James E. Hilson, a Minor v. W. B. Ouzts, Jr., Individually and as Superintendent of Schools, Washington County, Georgia

421 F.2d 632

James E. HILSON, a minor, et al., Plaintiffs-Appellants,
v.
W. B. OUZTS, Jr., individually and as Superintendent of Schools, Washington County, Georgia, et al., Defendants-Appellees.

No. 28491 Summary Calendar.

United States Court of Appeals Fifth Circuit.

January 6, 1970.

Howard Moore, Jr., Peter E. Rindskopf, Atlanta, Ga., Thomas M. Jackson, Macon, Ga., Jack Greenberg, Norman J. Chachkin, New York City, for plaintiffs-appellants.

Albert P. Reichert, Mallory C. Atkinson, Jr., Macon, Ga., Thomas A. Hutcheson, Sandersville, Ga., for defendants-appellees; Anderson, Walker & Reichert, Macon, Ga., of counsel.

Before BELL, AINSWORTH and GODBOLD, Circuit Judges.

PER CURIAM.

1

This case came on to us after full briefing and reproduction of the necessary appendix. It is placed on the Summary Calendar for disposition without oral argument under local Rule 18 of this Court.

2

The Washington County Board of Education is operating its system of public education under a plan approved by the District Court which is substantially that proposed by defendants. Plaintiffs and the Department of Health, Education and Welfare, with whom all parties conferred pursuant to the Court's direction, have filed plans which differ from that accepted by the Court. Plaintiffs' and the HEW plan are generally the same except as to timing. They involve an attendance zone around an isolated all-Negro elementary school and the pairing of two elementary schools at Sandersville, two elementary schools at Tennile and two high schools at Sandersville, plaintiffs' proposal being that this be accomplished in the 1969-1970 school year while the HEW plan would desegregate the elementary schools in the present school year and the high schools in the following year.
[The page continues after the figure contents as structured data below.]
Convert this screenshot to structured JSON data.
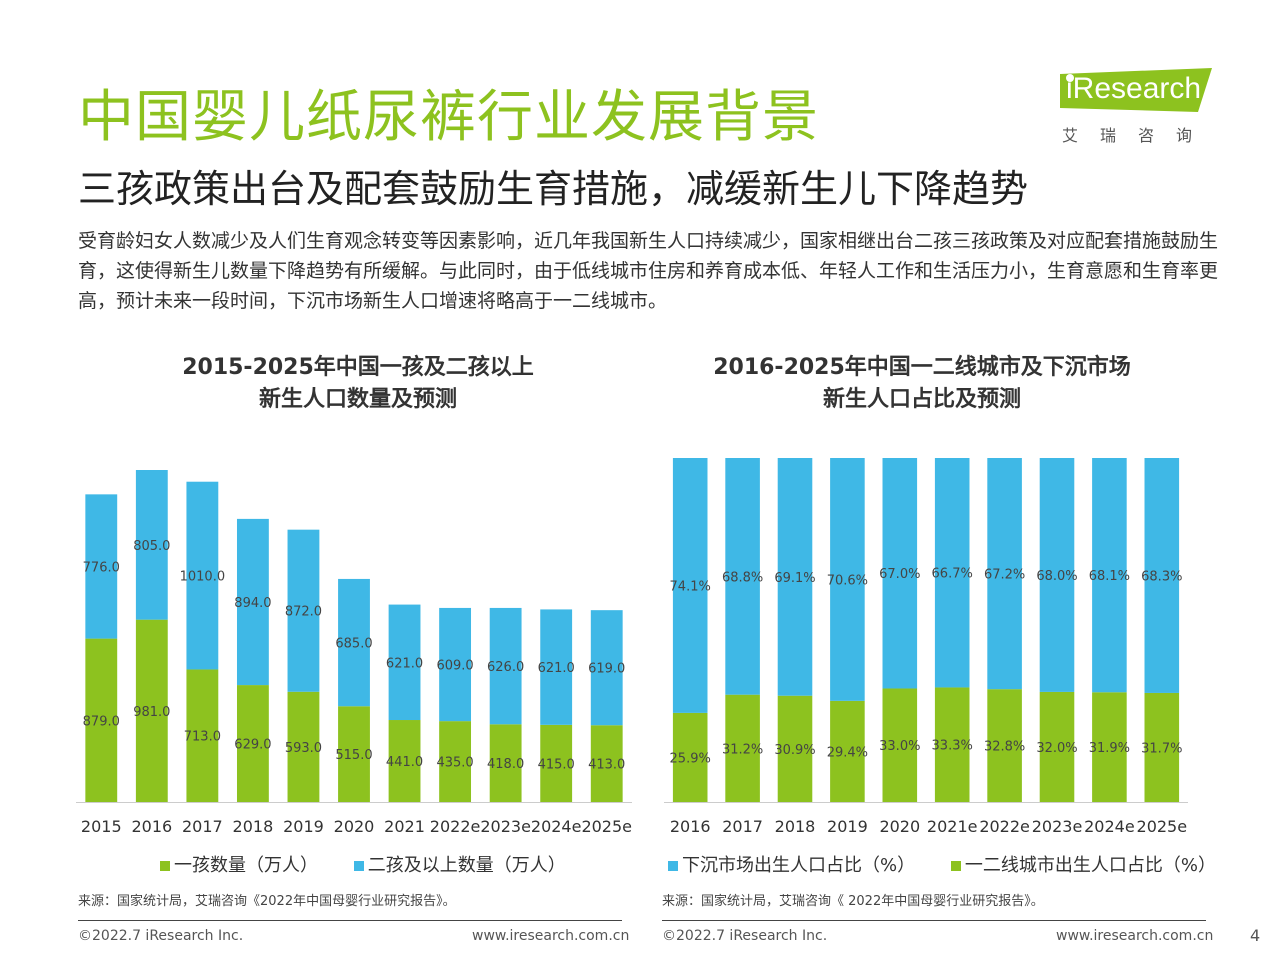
{
  "header": {
    "title": "中国婴儿纸尿裤行业发展背景",
    "subtitle": "三孩政策出台及配套鼓励生育措施，减缓新生儿下降趋势",
    "intro": "受育龄妇女人数减少及人们生育观念转变等因素影响，近几年我国新生人口持续减少，国家相继出台二孩三孩政策及对应配套措施鼓励生育，这使得新生儿数量下降趋势有所缓解。与此同时，由于低线城市住房和养育成本低、年轻人工作和生活压力小，生育意愿和生育率更高，预计未来一段时间，下沉市场新生人口增速将略高于一二线城市。"
  },
  "logo": {
    "brand": "iResearch",
    "sub": "艾瑞咨询"
  },
  "colors": {
    "green": "#8dc21f",
    "blue": "#3fb8e6"
  },
  "chart_data": [
    {
      "type": "bar",
      "stacked": true,
      "title_line1": "2015-2025年中国一孩及二孩以上",
      "title_line2": "新生人口数量及预测",
      "categories": [
        "2015",
        "2016",
        "2017",
        "2018",
        "2019",
        "2020",
        "2021",
        "2022e",
        "2023e",
        "2024e",
        "2025e"
      ],
      "series": [
        {
          "name": "一孩数量（万人）",
          "color": "#8dc21f",
          "values": [
            879.0,
            981.0,
            713.0,
            629.0,
            593.0,
            515.0,
            441.0,
            435.0,
            418.0,
            415.0,
            413.0
          ],
          "labels": [
            "879.0",
            "981.0",
            "713.0",
            "629.0",
            "593.0",
            "515.0",
            "441.0",
            "435.0",
            "418.0",
            "415.0",
            "413.0"
          ]
        },
        {
          "name": "二孩及以上数量（万人）",
          "color": "#3fb8e6",
          "values": [
            776.0,
            805.0,
            1010.0,
            894.0,
            872.0,
            685.0,
            621.0,
            609.0,
            626.0,
            621.0,
            619.0
          ],
          "labels": [
            "776.0",
            "805.0",
            "1010.0",
            "894.0",
            "872.0",
            "685.0",
            "621.0",
            "609.0",
            "626.0",
            "621.0",
            "619.0"
          ]
        }
      ],
      "source": "来源：国家统计局，艾瑞咨询《2022年中国母婴行业研究报告》。"
    },
    {
      "type": "bar",
      "stacked": true,
      "percent": true,
      "title_line1": "2016-2025年中国一二线城市及下沉市场",
      "title_line2": "新生人口占比及预测",
      "categories": [
        "2016",
        "2017",
        "2018",
        "2019",
        "2020",
        "2021e",
        "2022e",
        "2023e",
        "2024e",
        "2025e"
      ],
      "series": [
        {
          "name": "一二线城市出生人口占比（%）",
          "color": "#8dc21f",
          "values": [
            25.9,
            31.2,
            30.9,
            29.4,
            33.0,
            33.3,
            32.8,
            32.0,
            31.9,
            31.7
          ],
          "labels": [
            "25.9%",
            "31.2%",
            "30.9%",
            "29.4%",
            "33.0%",
            "33.3%",
            "32.8%",
            "32.0%",
            "31.9%",
            "31.7%"
          ]
        },
        {
          "name": "下沉市场出生人口占比（%）",
          "color": "#3fb8e6",
          "values": [
            74.1,
            68.8,
            69.1,
            70.6,
            67.0,
            66.7,
            67.2,
            68.0,
            68.1,
            68.3
          ],
          "labels": [
            "74.1%",
            "68.8%",
            "69.1%",
            "70.6%",
            "67.0%",
            "66.7%",
            "67.2%",
            "68.0%",
            "68.1%",
            "68.3%"
          ]
        }
      ],
      "source": "来源：国家统计局，艾瑞咨询《 2022年中国母婴行业研究报告》。"
    }
  ],
  "footer": {
    "left_copyright": "©2022.7 iResearch Inc.",
    "left_url": "www.iresearch.com.cn",
    "right_copyright": "©2022.7 iResearch Inc.",
    "right_url": "www.iresearch.com.cn",
    "page": "4"
  }
}
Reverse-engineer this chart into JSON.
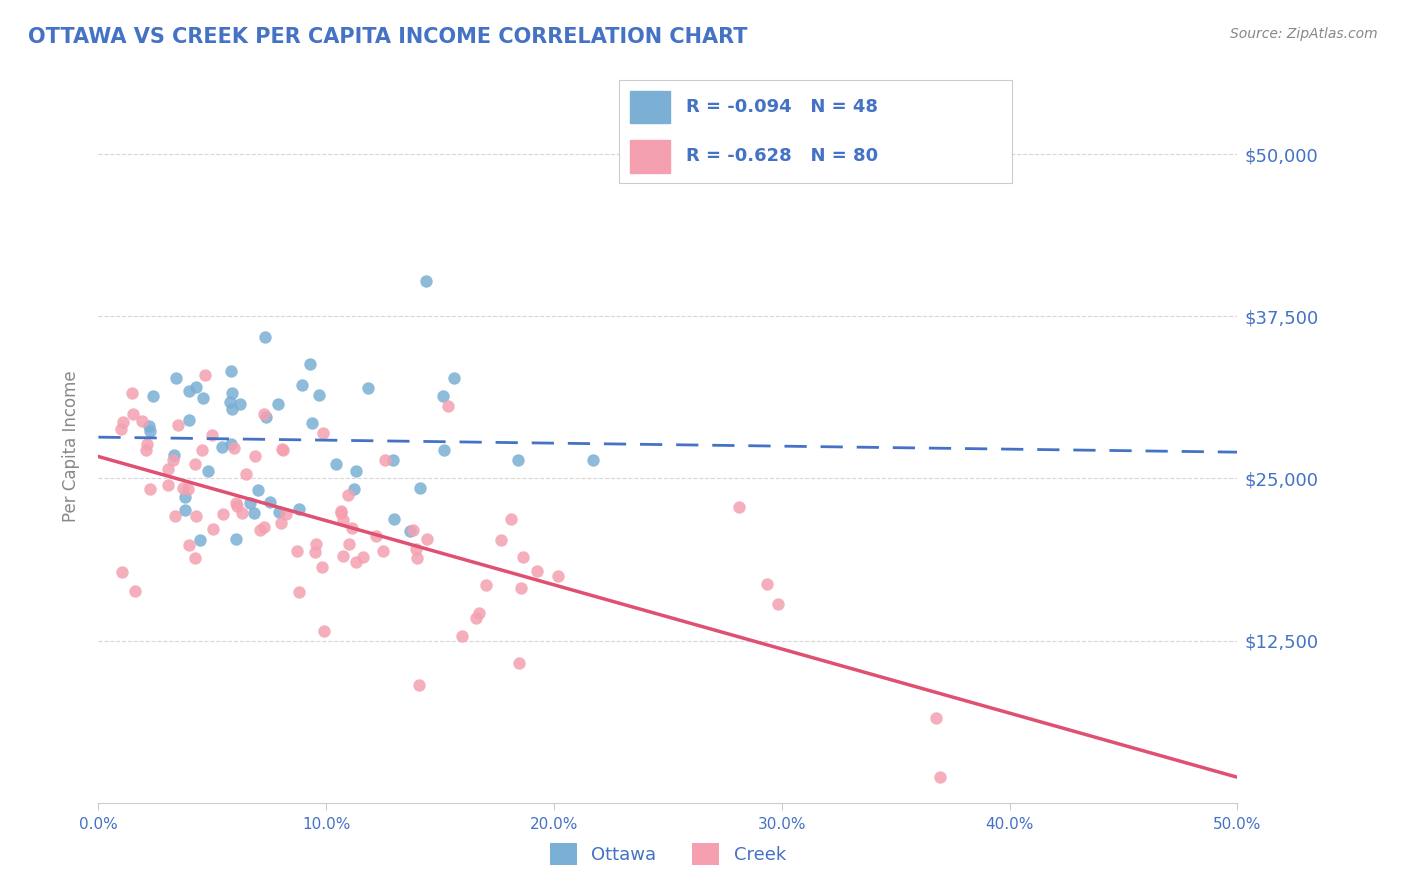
{
  "title": "OTTAWA VS CREEK PER CAPITA INCOME CORRELATION CHART",
  "source": "Source: ZipAtlas.com",
  "ylabel": "Per Capita Income",
  "xlim": [
    0.0,
    0.5
  ],
  "ylim": [
    0,
    55000
  ],
  "yticks": [
    12500,
    25000,
    37500,
    50000
  ],
  "ytick_labels": [
    "$12,500",
    "$25,000",
    "$37,500",
    "$50,000"
  ],
  "xtick_labels": [
    "0.0%",
    "10.0%",
    "20.0%",
    "30.0%",
    "40.0%",
    "50.0%"
  ],
  "xticks": [
    0.0,
    0.1,
    0.2,
    0.3,
    0.4,
    0.5
  ],
  "ottawa_color": "#7BAFD4",
  "creek_color": "#F4A0B0",
  "ottawa_line_color": "#4472C4",
  "creek_line_color": "#E05070",
  "background_color": "#FFFFFF",
  "grid_color": "#CCCCCC",
  "axis_color": "#4472C4",
  "legend_text_color": "#4472C4",
  "R_ottawa": -0.094,
  "N_ottawa": 48,
  "R_creek": -0.628,
  "N_creek": 80
}
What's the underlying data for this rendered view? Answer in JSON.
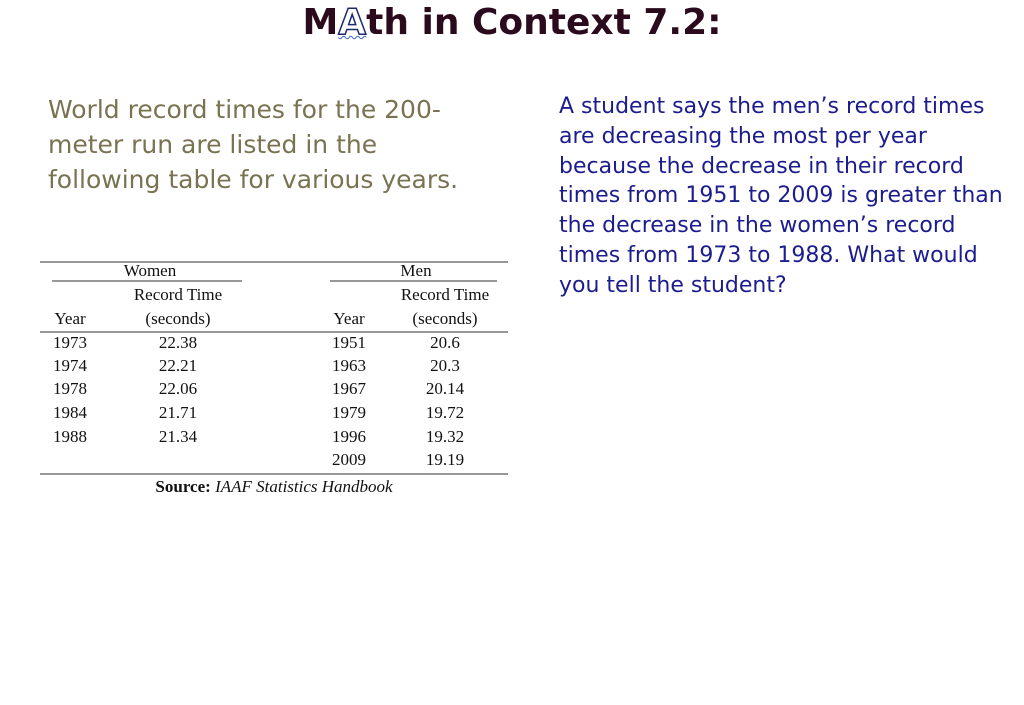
{
  "header": {
    "title_start": "M",
    "title_logo": "A",
    "title_end": "th in Context 7.2:"
  },
  "intro": "World record times for the 200-meter run are listed in the following table for various years.",
  "question": "A student says the men’s record times are decreasing the most per year because the decrease in their record times from 1951 to 2009 is greater than the decrease in the women’s record times from 1973 to 1988.  What would you tell the student?",
  "table": {
    "groups": [
      {
        "name": "Women",
        "columns": [
          "Year",
          "Record Time",
          "(seconds)"
        ],
        "rows": [
          [
            "1973",
            "22.38"
          ],
          [
            "1974",
            "22.21"
          ],
          [
            "1978",
            "22.06"
          ],
          [
            "1984",
            "21.71"
          ],
          [
            "1988",
            "21.34"
          ]
        ]
      },
      {
        "name": "Men",
        "columns": [
          "Year",
          "Record Time",
          "(seconds)"
        ],
        "rows": [
          [
            "1951",
            "20.6"
          ],
          [
            "1963",
            "20.3"
          ],
          [
            "1967",
            "20.14"
          ],
          [
            "1979",
            "19.72"
          ],
          [
            "1996",
            "19.32"
          ],
          [
            "2009",
            "19.19"
          ]
        ]
      }
    ],
    "source_label": "Source:",
    "source": "IAAF Statistics Handbook"
  }
}
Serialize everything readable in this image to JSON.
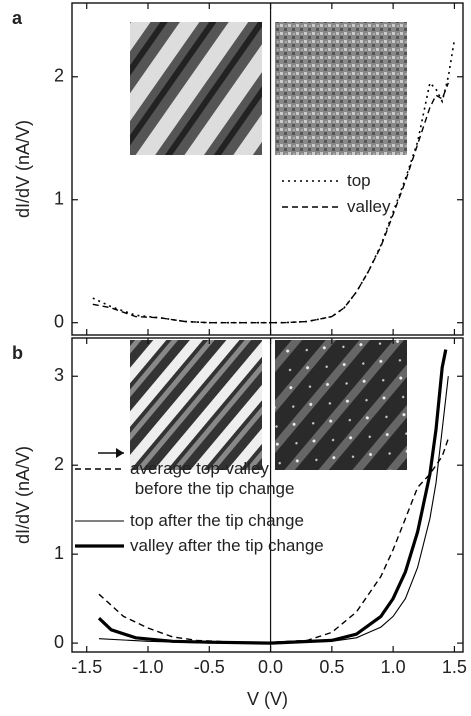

The defendants' plan, substantially accepted by the District Court, proposed reopening of freedom of choice, integrating of kindergarten and faculty integration on a 5:1 ratio with intercultural exchanges.

3

The defendants have now filed their reports with the Court after the beginning of the school year, and it is clear from the record that the plan approved by the District Court on August 11, 1969 does not accomplish a unitary school system.

4

Under the circumstances this case must be reversed and remanded for further proceedings under recent decisions of the Supreme Court of the United States and of this Court. Alexander v. Holmes County Board of Education, 1969, 396 U.S. 19, 90 S. Ct. 29, 24 L. Ed. 2d 19; United States v. Hinds County Board, 5 Cir., 1969, 417 F.2d 852 and Singleton v. Jackson Municipal Separate School System (and consolidated cases en banc), 5 Cir., 1969, 419 F.2d 1211, mandate that "effective immediately * * * school districts * * * may no longer operate a dual school system based on race or color," and that they must "begin immediately to operate as unitary school systems within which no person is to be effectively excluded from any school because of race or color." As this Court said in Singleton, "the tenor of the decision in Alexander v. Holmes County is to shift the burden from the standpoint of time for converting to unitary school systems. The shift is from a status of litigation to one of unitary operation pending litigation."

5

We vacate the District Court's order of August 11, 1969 and reverse and remand this case with directions to the District Court to enter an order in conformity with all terms, provisions and conditions specified by this Court in Singleton, supra, Parts I and III, except for the following:

6

(1) The District Court shall order the Board to submit a desegregation plan to provide a unitary school system and said plan shall be filed with the District Court not later than January 15, 1970.

7

(2) The District Court shall order the School Board to take such preliminary steps as may be necessary to prepare for complete student desegregation by February 1, 1970, in accordance with the order of the Supreme Court in Carter v. West Feliciana Parish School Board, 1969, 396 U.S. 290, 90 S. Ct. 608, 24 L. Ed. 2d 477 [No. 944 October Term], in the event the Supreme Court requires student desegregation by February 1, 1970.

8

The mandate in this cause shall issue forthwith. No stay will be granted pending petition for rehearing, or application for certiorari.

9

Reversed and remanded with directions.